You underwent two surgeries in a matter of six months. What happened?
“Bad luck. That’s all I can call it, bad luck. (I was) trying to do too much too soon I guess, but that’s just the type of person I am to work hard all the time.”
Then what’s this senior season been like for you relegated to the sideline?
“It’s a lot of learning. Even over the summer I watched a lot of basketball, and I think it’s only making me better. Even though I can’t step out on the court, I see a lot of things I used to do when I was younger that I corrected over the year. I feel like it’s only making me a better basketball player.”
At this point have you completely written off playing this year?
“No. It’s pretty much up to me. It just depends on how hard I work. Because as soon as the strength is 85 percent of the left (knee), then I’m pretty much good to go.”
Where would you say you’re at now?
“Between somewhere like 50-65 (percent). I’m just limited to the cutting and the jumping, and that’s really what’s stopping me right now and I don’t want to push it.”
How’s it feel out there at practice right now?
“It feels good. I’m a little out of shape, but it feels good.”
What can you actually do out there in practice?
“Run, and shoot. All the conditioning drills that involve shooting and running, I’ve been doing those.”
What’s been the most valuable lesson you’ve learned through this experience?
“Patience. Good things do come to those who wait.”
As a competitor, what’s it been like to sit and watch your team go through its ups and downs already this season?

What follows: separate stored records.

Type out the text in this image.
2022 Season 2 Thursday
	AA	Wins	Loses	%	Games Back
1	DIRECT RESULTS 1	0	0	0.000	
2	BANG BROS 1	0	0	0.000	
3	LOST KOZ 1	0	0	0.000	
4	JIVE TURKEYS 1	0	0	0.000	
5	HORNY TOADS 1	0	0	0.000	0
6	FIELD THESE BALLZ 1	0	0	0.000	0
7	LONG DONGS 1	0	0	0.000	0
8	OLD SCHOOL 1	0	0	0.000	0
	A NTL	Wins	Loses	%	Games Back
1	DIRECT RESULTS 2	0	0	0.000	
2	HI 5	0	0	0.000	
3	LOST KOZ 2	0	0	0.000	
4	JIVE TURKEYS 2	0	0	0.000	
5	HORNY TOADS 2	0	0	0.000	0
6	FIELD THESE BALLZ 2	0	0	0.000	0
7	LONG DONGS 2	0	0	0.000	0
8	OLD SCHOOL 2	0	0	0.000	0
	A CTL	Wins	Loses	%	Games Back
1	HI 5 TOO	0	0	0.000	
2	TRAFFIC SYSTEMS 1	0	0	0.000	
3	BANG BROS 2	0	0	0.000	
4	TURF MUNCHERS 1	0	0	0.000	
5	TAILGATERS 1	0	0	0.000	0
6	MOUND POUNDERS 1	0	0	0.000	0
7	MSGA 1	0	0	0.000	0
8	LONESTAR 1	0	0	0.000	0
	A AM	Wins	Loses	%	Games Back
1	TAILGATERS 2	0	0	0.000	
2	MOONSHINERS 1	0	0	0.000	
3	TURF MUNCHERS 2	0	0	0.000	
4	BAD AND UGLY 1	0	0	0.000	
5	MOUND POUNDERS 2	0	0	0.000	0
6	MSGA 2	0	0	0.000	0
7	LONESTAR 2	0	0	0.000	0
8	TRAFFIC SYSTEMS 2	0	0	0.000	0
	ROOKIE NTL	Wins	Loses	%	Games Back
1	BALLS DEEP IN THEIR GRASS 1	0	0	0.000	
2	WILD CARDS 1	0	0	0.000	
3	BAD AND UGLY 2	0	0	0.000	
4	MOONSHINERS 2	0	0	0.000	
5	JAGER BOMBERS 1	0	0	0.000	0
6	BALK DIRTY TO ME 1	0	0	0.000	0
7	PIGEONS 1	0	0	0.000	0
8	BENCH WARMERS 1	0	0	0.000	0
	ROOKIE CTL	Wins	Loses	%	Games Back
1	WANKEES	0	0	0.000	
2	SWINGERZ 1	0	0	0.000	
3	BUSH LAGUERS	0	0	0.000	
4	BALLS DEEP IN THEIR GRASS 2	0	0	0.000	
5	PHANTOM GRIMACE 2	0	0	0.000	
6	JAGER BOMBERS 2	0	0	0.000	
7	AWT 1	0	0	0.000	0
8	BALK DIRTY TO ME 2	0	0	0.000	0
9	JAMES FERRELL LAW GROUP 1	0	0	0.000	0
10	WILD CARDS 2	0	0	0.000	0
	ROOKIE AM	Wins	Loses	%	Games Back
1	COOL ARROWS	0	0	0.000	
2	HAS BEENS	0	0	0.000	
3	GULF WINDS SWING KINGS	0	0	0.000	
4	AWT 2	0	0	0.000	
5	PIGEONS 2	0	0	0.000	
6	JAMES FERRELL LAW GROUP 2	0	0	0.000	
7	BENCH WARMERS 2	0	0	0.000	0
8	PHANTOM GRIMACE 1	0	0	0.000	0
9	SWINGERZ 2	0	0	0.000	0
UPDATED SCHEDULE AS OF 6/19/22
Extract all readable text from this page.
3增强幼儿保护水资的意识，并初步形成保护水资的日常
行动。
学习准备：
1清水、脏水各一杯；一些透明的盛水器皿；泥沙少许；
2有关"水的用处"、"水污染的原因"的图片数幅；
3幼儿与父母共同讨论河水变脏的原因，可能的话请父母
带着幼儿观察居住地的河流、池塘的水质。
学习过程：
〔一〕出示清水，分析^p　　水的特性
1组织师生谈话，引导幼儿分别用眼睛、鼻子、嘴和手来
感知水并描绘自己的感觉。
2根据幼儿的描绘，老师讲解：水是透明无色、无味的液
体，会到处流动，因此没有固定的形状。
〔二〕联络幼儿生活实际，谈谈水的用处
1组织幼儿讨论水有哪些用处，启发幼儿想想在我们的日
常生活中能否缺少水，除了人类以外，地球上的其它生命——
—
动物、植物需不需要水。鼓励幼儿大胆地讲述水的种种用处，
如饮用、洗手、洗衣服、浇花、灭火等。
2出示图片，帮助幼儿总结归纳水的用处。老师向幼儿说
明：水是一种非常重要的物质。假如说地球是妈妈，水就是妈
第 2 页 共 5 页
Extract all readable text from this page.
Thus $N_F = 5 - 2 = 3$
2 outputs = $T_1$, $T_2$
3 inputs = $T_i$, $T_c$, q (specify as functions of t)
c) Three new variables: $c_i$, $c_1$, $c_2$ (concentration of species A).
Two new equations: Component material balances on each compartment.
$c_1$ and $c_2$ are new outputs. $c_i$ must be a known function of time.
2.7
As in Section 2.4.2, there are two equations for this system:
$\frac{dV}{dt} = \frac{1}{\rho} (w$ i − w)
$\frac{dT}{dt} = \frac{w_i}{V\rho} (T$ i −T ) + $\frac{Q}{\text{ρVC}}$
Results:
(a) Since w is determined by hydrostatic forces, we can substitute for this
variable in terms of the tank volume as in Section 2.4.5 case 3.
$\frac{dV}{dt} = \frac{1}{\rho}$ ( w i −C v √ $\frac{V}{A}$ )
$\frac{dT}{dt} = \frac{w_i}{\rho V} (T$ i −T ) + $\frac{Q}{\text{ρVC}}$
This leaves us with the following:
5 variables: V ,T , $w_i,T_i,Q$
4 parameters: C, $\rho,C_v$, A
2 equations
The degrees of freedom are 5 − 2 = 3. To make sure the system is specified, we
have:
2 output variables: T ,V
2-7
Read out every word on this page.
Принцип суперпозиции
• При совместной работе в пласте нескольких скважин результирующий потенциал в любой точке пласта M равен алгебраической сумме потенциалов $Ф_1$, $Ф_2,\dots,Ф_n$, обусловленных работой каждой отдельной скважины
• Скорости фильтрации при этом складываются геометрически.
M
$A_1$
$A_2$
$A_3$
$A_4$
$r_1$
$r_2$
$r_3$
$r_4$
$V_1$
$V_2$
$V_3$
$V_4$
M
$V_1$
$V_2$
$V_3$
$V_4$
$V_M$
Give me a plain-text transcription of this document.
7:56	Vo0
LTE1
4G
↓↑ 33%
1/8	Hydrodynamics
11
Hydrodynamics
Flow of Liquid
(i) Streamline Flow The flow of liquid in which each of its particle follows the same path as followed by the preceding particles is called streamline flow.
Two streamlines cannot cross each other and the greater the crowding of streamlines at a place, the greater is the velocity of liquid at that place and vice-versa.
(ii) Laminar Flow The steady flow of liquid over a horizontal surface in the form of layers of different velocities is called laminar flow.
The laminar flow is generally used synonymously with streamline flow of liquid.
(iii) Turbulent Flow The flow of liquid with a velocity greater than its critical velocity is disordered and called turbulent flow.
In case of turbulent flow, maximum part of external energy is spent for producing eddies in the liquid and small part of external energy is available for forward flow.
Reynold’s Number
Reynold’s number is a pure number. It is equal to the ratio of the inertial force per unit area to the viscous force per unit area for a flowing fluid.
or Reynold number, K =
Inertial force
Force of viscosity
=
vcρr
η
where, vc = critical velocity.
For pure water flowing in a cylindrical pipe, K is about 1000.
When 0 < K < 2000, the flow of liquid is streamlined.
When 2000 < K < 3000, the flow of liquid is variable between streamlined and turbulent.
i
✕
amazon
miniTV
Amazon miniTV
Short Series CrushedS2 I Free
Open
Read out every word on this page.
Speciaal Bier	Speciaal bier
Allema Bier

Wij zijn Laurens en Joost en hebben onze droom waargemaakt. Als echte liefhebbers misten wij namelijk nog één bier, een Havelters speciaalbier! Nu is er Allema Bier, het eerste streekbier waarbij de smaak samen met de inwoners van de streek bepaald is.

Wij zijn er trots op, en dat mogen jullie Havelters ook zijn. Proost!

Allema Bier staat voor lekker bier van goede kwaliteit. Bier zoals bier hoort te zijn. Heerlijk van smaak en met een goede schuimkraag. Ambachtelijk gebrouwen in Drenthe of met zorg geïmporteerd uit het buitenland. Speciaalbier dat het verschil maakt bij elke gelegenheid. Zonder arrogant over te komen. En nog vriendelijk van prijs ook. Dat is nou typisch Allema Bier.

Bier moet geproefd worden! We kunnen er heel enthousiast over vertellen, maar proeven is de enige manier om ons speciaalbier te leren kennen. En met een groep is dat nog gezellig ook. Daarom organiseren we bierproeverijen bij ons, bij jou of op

“It’s frustrating because it’s like a step backwards — it’s like how last year’s group used to be when I was a freshman and a sophomore.”
What do you do to help with some of their troubles?
“I talk to them on the bench, because I know as a coach, there’s a lot going on at one time, so it’s kind of hard to focus on the little things. So the things I do see that Coach (Shirretha) Nelson doesn’t, I try to help (the players) correct them.”
What’s been your best advice for the girls trying to fill your absence in the post?
“I try to tell them to work hard. If it’s not for themselves, then work for the person sitting next to you or work hard for me.
Because it’s my senior year and I’ve gone from my freshman year and I kind of feel it’s being handed to him and they haven’t really worked for it.
Whereas I had to play behind people before I was ever successful.
“And they’re in a position to be successful, and they’re not reaping the benefits.”
How much of what you’re doing now working toward your future at New Mexico?
“All of it. I have to get better somehow. I have to get my strength back and I have to get my wind back. All of this is preparing me for then.”